Chapelier Fou - Deltas Art et mathématiques sont deux domaines qui s'adorent et si les matheux ne sont pas forcément de grands artistes, nombreux sont les artistes à avoir jouer avec les mathématiques. Si la peinture s'est allègrement amusée avec les nombres (d'or ou pas), en musique, il est moins évident de faire la corrélation, même en écoutant du math-rock... Le Chapelier Fou joue fatalement avec les chiffres depuis toujours mais cette fois-ci, il a noirci le trait en invitant des références à se mêler dans ses titres.

Dès l'artwork, c'est évident, la géométrie est belle et bien là, même si elle reste assez floue et surtout colorée, Chapelier Fou est tout sauf binaire et si ses compositions sont ciselées, elles sont également libres et n'apprécient guère les cadres classiques et la rigueur... mathématique.

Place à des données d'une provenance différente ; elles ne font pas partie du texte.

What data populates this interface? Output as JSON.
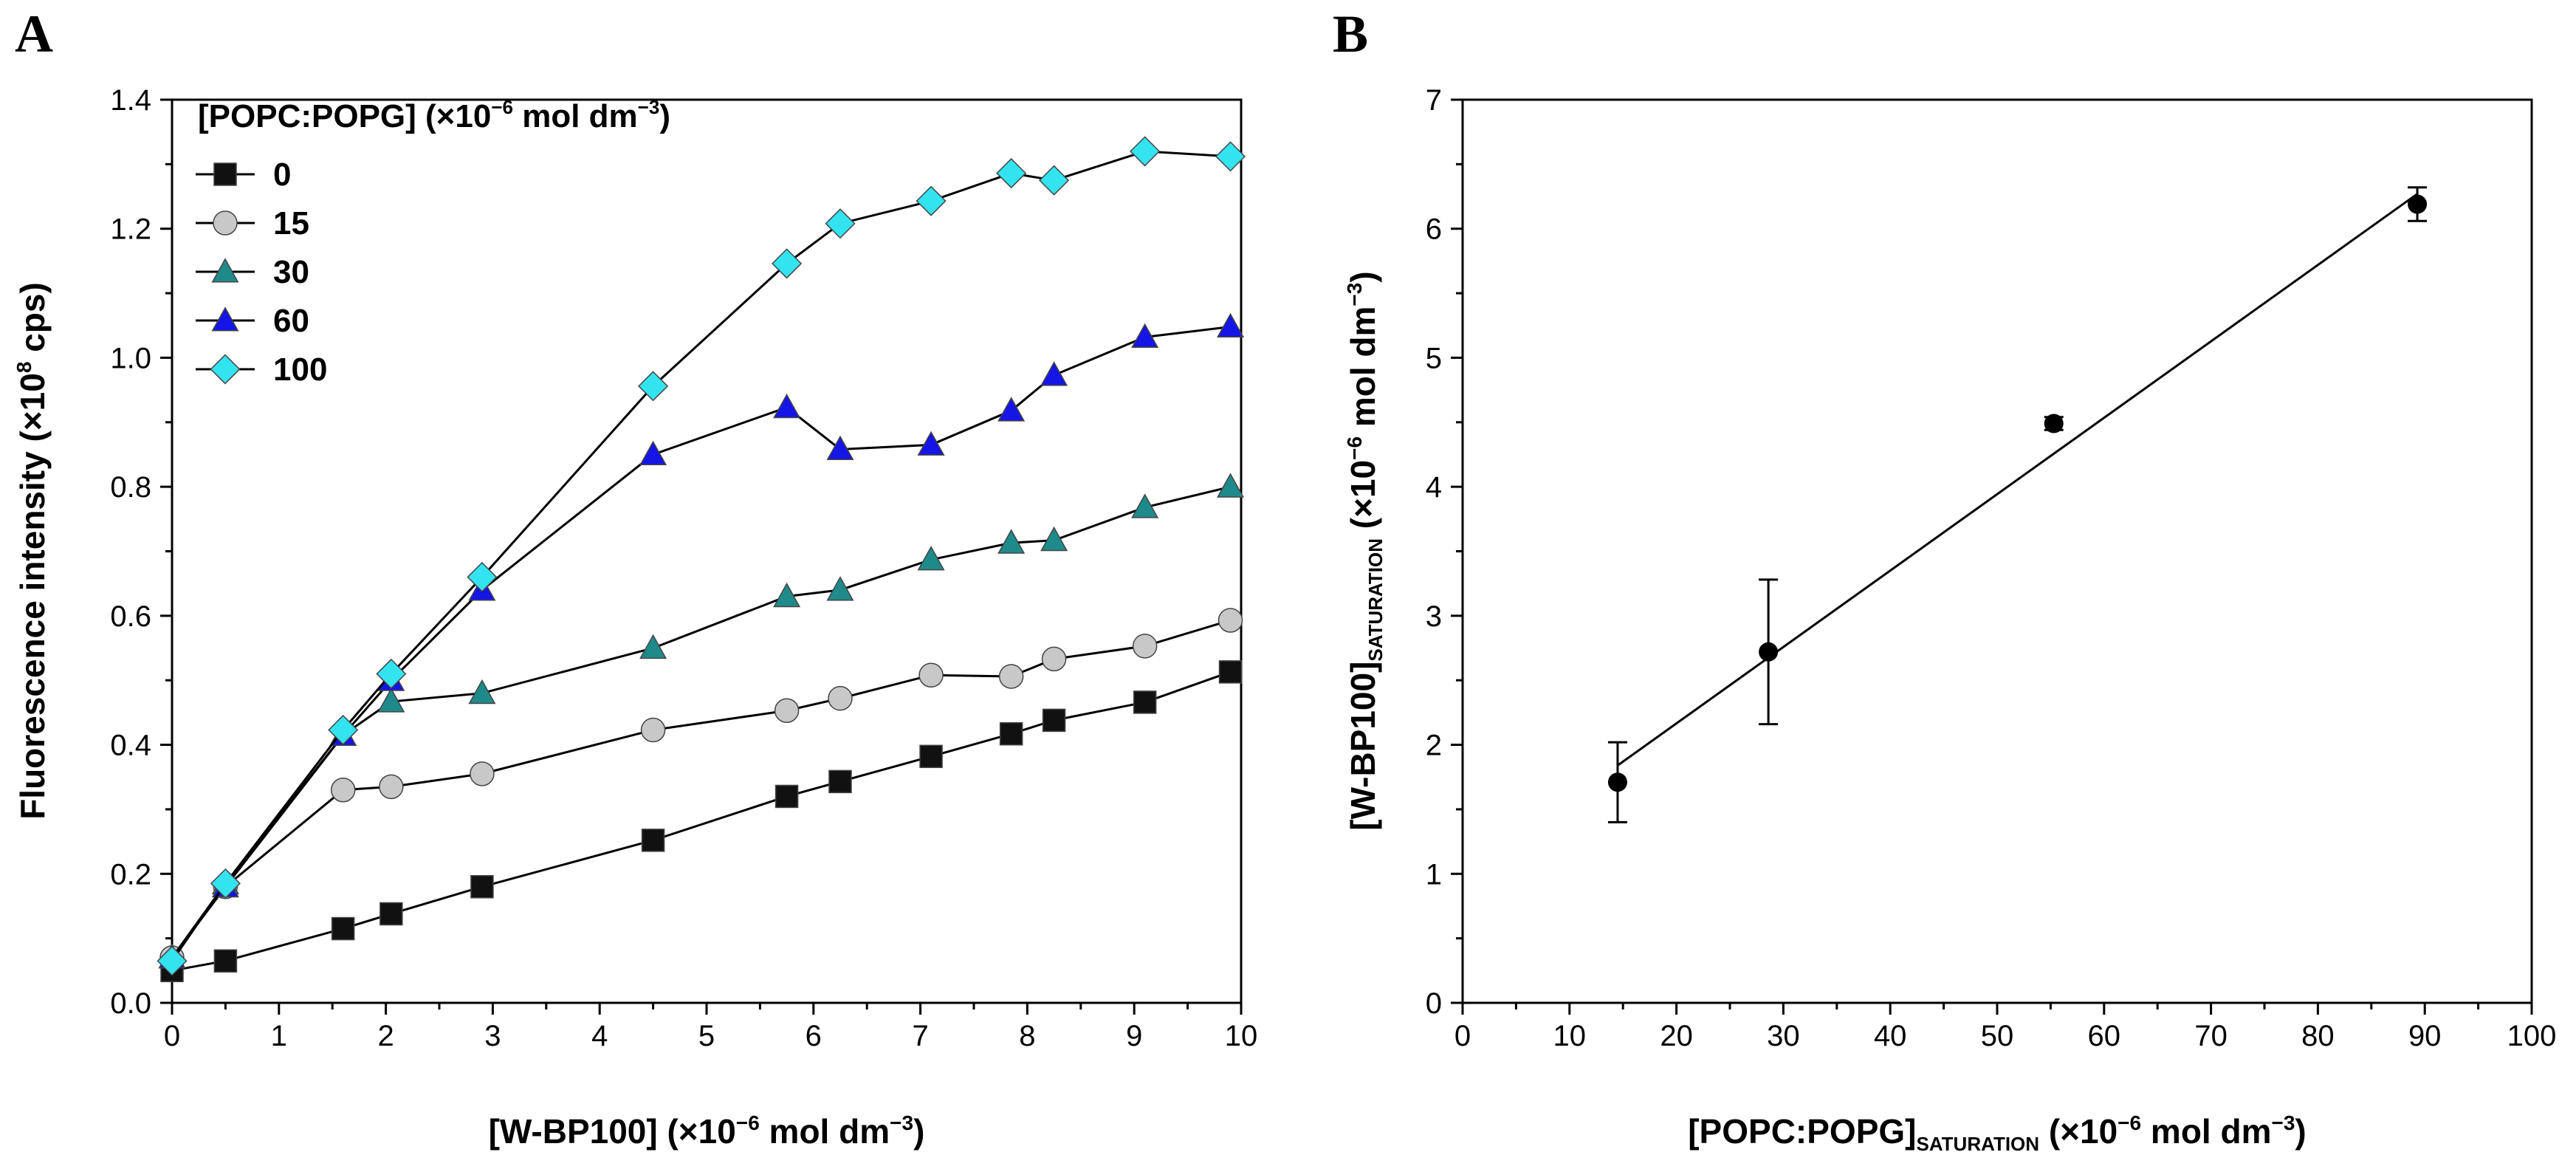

Le titre de l'album est une autre pièce à verser au dossier : Deltas, point de géographie fluviale ici mais davantage le symbole du changement, au pluriel, ils seraient donc plusieurs même s'ils ne sont pas si évidents que ça, tant ce nouvel opus s'inscrit dans la lignée des précédents, avec peut-être un peu moins de violon ? Ensuite, c'est dans les noms de piste que Louis place des références évidentes qui viennent en percuter d'autres : "La guerre des nombres" (ou comment remixer H. G. Wells), "Triads for two", "Pentogan 3.14" (ou comment un changement de lettre vous déforme un mot, à noter que Pi n'est présent que là alors que si "Grand Arctica" et son rythme marqué avait duré 5 secondes de moins...) ou moins évidentes... Comme ce "Pluisme" que je vois comme la contraction poétique de "prisme" et "pluie" ou ce "i_o" qui peut être interprété comme le passeur de 0 et de 1 d'un appareil à l'autre. Comme toujours, Chapelier Fou apporte plein de choses, son imagination n'est pas forcément la même que la nôtre, sans texte, cette interprétation reste personnelle et chacun pourra se construire la sienne. Musicalement, c'est pareil, on peut chercher à découvrir des symboles, des messages mais je préfère me laisser porter par les mélodies, les samples, les rasades de violon, c'est tellement plus simple et plus agréable... A cette enseigne, dénotent le tip top "Tea tea tea" dansant, la douceur de "Carlotta Valdes" qui procurera quelques Sueurs froides aux plus timorés mais aussi "Tickling time" où Gérald Kurdian vient (de nouveau) poser sa voix. Depuis Invisible, les deux artistes ne se quittent plus : après avoir apporté son instrument sur un titre ("Celebration") de l'album de son comparse (La solidité des choses (The strength of things)), le Messin et le Parisien travaillent encore ensemble pour ce morceau très doux où les parasites s'éclatent avec des notes très pures.

Jamais facile à appréhender, la musique de Chapelier Fou est à vivre comme une expérience, alors certes, chez soi, ça demande de l'attention et soit de l'abandon soit de la concentration mais en live, c'est un immense plaisir et quand on l'a connu une fois, il est bien plus aisé de s'y replonger. Si tu n'es pas convaincu par ces titres, va à la rencontre du Chapelier Fou, tu y reviendras forcément. C'est aussi sûr que deux et deux font quatre.